We made a little video for ‘Tom Palin at Cinderloo’ – do share, do tell us what you think!

We’re starting to spread the word about ‘Understories‘ – a new poetry and music collaborative project between myself and musicians Charlotte Watson, Steve Downs and Sarah Ibberson of Whalebone.

Understories band photo portrait

Understories’ explores the new folklore of Shropshire.  Here are both rural and urban myths, tales just out of living memory and tales re-told.   They are the common uncommon.

We’ll be performing the new show in 2019.  Join us to discover Shropshire’s last wolves and cloggers,  its haunted roundabouts, railway lines and oak trees, not to mention the boy who burrowed under a church.
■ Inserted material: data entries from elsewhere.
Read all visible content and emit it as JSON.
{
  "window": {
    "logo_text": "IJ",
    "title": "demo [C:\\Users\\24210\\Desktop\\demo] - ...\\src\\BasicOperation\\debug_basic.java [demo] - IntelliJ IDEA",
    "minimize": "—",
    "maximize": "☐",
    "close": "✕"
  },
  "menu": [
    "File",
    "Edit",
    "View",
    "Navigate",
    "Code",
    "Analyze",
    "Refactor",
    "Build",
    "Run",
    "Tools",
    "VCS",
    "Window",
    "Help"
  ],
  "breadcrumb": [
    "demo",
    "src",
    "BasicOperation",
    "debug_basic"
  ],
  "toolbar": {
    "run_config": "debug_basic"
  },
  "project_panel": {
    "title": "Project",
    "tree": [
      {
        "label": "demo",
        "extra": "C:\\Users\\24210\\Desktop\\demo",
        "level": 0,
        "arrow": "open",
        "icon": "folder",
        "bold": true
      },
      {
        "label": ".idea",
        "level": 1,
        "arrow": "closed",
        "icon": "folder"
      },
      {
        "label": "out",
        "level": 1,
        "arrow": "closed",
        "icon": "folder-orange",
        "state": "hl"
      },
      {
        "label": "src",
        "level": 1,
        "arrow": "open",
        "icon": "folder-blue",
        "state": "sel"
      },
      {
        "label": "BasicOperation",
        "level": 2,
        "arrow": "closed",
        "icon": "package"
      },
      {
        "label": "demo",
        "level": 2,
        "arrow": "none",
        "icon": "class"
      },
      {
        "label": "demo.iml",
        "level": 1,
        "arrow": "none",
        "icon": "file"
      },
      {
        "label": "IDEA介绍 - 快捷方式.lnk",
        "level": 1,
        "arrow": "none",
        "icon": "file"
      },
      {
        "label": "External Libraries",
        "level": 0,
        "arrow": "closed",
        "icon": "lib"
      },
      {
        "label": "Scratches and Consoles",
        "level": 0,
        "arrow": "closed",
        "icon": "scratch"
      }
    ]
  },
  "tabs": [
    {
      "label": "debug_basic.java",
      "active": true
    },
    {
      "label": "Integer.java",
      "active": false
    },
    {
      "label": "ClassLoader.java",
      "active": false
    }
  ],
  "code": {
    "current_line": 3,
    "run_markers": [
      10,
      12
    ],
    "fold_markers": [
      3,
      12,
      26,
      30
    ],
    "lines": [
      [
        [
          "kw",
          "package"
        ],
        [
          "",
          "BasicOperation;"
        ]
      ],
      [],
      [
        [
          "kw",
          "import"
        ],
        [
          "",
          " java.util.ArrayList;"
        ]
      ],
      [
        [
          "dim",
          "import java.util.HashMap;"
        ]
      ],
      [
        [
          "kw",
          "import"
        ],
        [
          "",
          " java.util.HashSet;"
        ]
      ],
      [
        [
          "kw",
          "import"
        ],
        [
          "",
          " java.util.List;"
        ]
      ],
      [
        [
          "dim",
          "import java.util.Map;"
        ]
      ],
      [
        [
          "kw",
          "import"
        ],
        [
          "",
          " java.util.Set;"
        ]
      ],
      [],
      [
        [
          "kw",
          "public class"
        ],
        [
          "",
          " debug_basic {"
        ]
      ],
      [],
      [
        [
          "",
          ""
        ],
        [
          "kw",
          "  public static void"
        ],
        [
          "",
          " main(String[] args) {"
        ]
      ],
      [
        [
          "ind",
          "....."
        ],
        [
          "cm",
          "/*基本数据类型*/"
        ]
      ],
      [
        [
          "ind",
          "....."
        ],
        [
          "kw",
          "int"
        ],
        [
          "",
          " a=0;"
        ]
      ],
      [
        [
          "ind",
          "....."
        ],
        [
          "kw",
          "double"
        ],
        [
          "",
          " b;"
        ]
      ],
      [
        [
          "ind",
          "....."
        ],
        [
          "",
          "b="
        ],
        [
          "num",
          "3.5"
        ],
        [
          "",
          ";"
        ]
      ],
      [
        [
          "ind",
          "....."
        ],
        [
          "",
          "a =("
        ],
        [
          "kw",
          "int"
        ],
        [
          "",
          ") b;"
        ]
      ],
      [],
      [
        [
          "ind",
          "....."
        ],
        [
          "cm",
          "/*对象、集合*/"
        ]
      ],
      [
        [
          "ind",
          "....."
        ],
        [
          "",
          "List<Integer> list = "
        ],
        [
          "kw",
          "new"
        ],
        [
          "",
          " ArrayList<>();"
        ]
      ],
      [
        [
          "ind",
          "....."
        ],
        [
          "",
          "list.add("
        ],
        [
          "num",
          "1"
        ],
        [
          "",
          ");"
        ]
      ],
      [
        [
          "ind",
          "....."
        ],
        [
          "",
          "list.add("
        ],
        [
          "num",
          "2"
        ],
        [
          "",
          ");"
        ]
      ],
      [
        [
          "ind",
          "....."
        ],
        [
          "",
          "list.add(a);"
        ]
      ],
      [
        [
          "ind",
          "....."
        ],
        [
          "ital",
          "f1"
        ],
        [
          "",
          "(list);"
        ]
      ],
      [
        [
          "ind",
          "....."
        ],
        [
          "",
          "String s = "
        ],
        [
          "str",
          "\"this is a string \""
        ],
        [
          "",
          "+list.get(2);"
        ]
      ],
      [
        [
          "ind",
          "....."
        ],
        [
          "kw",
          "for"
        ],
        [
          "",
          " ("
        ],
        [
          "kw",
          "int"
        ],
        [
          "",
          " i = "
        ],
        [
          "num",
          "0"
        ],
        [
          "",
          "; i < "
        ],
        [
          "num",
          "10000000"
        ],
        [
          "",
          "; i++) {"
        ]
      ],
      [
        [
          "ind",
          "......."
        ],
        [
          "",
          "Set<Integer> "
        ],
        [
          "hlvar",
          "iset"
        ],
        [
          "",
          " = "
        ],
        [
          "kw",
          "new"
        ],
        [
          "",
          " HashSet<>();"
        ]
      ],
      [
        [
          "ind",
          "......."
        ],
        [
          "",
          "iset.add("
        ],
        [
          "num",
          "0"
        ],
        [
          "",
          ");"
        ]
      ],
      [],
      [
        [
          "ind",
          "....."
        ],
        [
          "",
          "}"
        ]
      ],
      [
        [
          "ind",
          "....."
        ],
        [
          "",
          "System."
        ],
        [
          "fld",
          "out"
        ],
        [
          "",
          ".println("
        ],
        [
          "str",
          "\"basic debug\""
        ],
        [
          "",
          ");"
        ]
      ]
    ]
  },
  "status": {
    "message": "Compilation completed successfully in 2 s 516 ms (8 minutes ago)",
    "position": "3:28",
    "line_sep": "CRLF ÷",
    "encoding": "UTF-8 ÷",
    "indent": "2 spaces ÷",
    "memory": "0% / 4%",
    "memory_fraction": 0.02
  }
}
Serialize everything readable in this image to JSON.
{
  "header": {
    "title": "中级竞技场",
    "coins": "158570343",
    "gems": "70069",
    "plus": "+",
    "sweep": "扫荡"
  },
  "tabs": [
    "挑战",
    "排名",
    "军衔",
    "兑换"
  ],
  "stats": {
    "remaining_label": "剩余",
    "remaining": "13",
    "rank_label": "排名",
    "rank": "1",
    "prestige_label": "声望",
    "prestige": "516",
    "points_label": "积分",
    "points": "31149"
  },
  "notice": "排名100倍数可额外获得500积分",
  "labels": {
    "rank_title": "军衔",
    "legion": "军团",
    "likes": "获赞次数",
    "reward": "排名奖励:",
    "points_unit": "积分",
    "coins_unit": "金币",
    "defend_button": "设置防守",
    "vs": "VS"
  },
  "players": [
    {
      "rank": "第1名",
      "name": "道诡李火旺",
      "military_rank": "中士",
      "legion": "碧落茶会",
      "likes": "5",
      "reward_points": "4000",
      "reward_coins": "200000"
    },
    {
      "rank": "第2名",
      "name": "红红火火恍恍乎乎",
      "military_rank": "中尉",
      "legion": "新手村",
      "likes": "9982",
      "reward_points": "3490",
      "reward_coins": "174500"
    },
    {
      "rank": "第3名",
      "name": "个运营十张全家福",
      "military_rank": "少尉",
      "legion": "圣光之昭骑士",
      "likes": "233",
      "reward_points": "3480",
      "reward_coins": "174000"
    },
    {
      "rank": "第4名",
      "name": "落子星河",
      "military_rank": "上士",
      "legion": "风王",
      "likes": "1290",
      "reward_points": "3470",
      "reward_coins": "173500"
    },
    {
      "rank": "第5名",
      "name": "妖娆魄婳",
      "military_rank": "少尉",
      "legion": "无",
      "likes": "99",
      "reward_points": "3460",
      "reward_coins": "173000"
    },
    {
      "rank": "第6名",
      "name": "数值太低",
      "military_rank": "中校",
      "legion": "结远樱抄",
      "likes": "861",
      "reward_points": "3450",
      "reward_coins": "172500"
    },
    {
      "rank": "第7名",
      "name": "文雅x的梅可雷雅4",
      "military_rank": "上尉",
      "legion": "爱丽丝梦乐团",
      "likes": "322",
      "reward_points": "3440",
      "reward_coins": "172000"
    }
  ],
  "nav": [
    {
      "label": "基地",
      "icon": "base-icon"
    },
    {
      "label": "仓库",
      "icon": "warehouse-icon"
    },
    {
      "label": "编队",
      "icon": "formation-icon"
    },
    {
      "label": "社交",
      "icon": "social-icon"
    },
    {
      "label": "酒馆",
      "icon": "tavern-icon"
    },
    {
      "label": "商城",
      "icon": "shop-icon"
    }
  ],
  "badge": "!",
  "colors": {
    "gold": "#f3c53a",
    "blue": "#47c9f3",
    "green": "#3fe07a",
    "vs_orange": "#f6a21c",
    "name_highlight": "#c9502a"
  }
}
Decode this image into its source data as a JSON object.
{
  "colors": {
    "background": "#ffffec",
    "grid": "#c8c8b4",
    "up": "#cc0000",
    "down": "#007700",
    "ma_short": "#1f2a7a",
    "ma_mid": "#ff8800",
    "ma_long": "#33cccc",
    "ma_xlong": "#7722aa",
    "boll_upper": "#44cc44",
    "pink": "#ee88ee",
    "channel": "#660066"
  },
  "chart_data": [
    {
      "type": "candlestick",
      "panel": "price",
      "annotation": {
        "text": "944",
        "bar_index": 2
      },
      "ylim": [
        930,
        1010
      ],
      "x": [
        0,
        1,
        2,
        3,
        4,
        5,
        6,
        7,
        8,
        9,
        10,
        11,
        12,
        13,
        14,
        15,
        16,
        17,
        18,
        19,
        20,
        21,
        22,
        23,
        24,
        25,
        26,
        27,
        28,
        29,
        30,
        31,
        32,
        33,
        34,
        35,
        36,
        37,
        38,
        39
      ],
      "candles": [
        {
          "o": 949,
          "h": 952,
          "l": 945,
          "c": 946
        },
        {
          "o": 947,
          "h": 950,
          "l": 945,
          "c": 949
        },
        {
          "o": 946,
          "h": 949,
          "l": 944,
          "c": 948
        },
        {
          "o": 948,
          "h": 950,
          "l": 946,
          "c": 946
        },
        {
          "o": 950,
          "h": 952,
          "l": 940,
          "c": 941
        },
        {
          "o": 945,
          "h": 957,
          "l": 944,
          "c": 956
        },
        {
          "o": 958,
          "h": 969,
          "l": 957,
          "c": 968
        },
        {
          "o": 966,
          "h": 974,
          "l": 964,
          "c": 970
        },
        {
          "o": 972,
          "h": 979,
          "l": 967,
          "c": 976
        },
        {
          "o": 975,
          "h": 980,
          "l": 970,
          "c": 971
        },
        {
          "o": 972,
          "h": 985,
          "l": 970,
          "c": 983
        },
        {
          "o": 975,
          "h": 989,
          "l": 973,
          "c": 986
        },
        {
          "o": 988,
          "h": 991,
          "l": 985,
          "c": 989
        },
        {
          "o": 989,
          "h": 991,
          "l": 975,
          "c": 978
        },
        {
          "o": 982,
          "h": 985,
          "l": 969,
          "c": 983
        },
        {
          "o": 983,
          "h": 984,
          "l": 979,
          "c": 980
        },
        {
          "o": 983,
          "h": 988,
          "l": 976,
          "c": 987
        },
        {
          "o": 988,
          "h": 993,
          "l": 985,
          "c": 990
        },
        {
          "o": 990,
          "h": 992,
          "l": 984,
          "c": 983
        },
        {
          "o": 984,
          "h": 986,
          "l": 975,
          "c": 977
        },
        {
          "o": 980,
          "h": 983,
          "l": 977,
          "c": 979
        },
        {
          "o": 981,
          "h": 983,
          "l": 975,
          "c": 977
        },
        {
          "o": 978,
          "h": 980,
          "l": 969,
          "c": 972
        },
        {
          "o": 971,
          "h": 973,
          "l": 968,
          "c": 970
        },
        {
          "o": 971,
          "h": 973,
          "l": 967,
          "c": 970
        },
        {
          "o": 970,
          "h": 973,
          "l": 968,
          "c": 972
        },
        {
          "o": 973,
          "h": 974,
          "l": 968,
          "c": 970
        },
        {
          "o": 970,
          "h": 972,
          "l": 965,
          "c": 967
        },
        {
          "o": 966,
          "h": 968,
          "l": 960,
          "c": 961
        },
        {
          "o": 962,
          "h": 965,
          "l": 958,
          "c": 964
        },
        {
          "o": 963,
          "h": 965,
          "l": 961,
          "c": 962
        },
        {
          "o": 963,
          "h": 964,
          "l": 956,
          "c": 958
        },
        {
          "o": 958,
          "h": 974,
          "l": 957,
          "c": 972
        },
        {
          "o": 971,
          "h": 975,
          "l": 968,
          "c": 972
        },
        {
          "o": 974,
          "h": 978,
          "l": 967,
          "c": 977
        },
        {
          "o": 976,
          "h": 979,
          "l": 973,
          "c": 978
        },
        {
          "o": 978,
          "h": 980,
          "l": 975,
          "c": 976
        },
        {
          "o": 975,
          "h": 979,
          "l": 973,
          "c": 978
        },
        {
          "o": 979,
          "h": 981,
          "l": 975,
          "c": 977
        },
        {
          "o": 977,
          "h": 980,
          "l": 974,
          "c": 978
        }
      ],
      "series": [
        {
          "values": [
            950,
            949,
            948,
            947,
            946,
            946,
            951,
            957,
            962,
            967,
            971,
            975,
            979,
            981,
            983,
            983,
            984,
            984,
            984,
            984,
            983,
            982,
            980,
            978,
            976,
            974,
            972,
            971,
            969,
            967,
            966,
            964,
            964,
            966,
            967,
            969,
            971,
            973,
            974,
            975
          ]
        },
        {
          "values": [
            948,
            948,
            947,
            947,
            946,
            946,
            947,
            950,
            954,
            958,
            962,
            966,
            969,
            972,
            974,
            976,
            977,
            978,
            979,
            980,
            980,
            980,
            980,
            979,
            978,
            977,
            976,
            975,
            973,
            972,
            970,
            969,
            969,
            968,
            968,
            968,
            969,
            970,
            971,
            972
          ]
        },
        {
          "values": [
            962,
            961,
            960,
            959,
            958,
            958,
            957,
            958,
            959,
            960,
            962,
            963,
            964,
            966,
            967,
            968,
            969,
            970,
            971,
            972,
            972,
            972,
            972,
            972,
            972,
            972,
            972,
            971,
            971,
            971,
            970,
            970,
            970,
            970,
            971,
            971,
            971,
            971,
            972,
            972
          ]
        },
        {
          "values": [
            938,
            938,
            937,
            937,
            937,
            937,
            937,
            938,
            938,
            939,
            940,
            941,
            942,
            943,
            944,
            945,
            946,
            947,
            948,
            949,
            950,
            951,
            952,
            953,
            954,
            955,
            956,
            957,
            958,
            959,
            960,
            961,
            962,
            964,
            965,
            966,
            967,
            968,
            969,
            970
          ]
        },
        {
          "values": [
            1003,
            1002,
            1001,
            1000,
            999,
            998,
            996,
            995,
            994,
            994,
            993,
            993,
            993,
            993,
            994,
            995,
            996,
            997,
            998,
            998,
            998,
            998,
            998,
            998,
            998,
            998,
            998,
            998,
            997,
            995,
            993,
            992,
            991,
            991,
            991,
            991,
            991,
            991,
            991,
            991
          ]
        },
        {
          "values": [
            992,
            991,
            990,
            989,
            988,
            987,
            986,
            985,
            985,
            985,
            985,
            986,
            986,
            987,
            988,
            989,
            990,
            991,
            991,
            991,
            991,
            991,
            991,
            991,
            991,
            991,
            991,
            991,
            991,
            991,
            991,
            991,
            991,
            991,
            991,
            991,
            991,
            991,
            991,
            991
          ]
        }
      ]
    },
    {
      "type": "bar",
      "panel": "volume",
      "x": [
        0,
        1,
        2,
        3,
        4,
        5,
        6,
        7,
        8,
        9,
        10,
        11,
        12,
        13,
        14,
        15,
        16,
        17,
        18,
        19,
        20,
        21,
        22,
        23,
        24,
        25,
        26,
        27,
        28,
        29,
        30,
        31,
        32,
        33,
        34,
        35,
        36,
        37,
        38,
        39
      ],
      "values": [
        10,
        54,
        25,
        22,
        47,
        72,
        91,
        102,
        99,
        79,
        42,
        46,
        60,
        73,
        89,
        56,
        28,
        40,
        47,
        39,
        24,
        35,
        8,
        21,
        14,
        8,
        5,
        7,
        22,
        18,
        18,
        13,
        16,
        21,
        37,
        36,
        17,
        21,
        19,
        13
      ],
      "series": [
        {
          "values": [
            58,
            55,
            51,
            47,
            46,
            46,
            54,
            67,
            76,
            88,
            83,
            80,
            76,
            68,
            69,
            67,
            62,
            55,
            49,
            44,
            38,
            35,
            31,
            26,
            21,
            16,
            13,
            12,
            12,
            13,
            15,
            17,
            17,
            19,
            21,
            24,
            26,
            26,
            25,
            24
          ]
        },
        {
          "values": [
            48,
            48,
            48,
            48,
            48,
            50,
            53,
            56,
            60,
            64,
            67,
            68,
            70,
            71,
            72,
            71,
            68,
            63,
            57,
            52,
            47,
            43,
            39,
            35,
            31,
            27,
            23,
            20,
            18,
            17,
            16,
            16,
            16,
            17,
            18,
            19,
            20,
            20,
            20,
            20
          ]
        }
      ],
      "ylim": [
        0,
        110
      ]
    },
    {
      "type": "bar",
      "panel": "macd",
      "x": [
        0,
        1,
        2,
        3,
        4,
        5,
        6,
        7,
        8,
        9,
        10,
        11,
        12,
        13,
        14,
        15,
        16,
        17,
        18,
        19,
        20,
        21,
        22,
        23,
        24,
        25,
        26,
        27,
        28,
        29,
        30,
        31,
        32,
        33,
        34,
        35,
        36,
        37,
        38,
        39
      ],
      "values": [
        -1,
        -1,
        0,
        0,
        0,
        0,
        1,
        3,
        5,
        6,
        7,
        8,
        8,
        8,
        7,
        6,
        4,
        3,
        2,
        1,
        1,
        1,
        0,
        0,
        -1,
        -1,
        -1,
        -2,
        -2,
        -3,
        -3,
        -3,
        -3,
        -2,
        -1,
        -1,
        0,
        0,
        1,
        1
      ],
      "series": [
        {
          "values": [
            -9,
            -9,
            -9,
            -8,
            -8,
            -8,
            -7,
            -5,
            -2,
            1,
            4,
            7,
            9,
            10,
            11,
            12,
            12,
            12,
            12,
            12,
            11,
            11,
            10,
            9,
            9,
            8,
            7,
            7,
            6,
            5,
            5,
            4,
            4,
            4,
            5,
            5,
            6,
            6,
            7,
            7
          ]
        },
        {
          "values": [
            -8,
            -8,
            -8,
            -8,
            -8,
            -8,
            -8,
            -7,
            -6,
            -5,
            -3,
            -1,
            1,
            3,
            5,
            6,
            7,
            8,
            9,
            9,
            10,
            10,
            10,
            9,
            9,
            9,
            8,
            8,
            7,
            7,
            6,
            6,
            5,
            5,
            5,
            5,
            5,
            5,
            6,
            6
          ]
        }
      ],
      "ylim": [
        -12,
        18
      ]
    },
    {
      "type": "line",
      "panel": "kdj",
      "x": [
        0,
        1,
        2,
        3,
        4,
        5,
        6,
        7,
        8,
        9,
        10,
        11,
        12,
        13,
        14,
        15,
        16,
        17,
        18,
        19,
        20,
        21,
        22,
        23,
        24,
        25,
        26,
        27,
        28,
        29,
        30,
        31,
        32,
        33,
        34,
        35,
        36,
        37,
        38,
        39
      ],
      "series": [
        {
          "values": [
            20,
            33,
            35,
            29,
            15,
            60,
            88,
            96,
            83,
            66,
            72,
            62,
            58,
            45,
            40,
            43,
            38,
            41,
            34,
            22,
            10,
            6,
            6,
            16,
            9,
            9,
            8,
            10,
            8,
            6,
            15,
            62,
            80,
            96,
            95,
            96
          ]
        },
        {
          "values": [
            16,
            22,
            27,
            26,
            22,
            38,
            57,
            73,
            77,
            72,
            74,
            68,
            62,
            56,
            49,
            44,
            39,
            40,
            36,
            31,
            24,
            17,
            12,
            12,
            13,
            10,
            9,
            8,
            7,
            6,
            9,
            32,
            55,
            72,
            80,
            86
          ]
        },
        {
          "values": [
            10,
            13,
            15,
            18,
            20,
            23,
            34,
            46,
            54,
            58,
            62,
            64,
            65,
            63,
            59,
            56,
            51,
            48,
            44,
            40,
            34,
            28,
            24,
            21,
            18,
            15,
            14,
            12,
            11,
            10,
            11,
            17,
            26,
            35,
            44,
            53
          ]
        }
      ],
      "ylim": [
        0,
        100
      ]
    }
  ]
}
This poem, ‘Tom Palin at Cinderloo’, explores the story of a rising by ironworkers in 1821, as they protested against draconian pay cuts.  It happened in what is now Telford.  It’s a classic tale of abuse of labour in the interests of profit, and it ended in the deaths of several of the strikers with many further injuries to women and children involved in the protest.

The name ‘Cinderloo’ was coined at the time, following the notorious events at Peterloo slightly earlier. The Cinder Hills was the local name for the slagheaps.  The site of the struggle is now overlain by Telford Forge Retail Park.  Plaque needed, I think.